Recently my friends and I had a weekend hang so pleasant and idyllic you’d think we staged it for internet clout – we tie-dyed some of our clothes in the backyard and then hand-made some gnocchi pasta to eat for dinner. Of course in reality our tie dye was supposed to be sun powered and despite nearly 30 degree heat, the sun stayed stubbornly behind a cloud and our clothes turned out a little faded and blotchy. And I personally was so bad at the trick of rolling gnocchi off the back of a fork to shape it that I was dishonourably demoted to dough rolling duty. So what I’m advocating for here is neither pasta nor tie dye but the experience of trying new things with your pals – even if it turns out you’re terrible at them, you can still have an absolutely lovely time.

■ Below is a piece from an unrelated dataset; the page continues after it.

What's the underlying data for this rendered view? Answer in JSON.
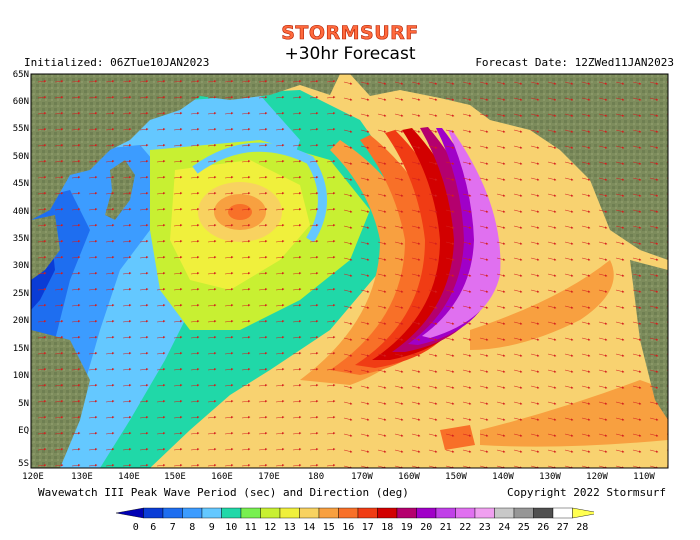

In the words of Tom Cardy it’s ‘Not Quite Almost Christmas Time‘, which means we are inching ever closer to that beloved national holiday that falls on 21 December – Gravy Day, baby! As the resident Paul Kelly fanatic it is my pleasure to announce that 25 years after the release of his seminal anti-Christmas carol, Paul has finally given into the holiday spirit and released his very first Christmas album, Paul Kelly’s Christmas Train, a 22-song double album that brings Paul’s offbeat intellectualism to its selection of songs, from Latin hymns, traditional carols, Irish folk ballads, a Māori language rendition of ‘O Holy Night’ (Tapu Te Pō) by Marlon Williams, and a shiny new re-recording of the unbeatable ‘How to Make Gravy’ itself. If you’re in the mood for some Christmas tunes a bit less sonically omnipresent than Bublé and Mariah, your moment is now.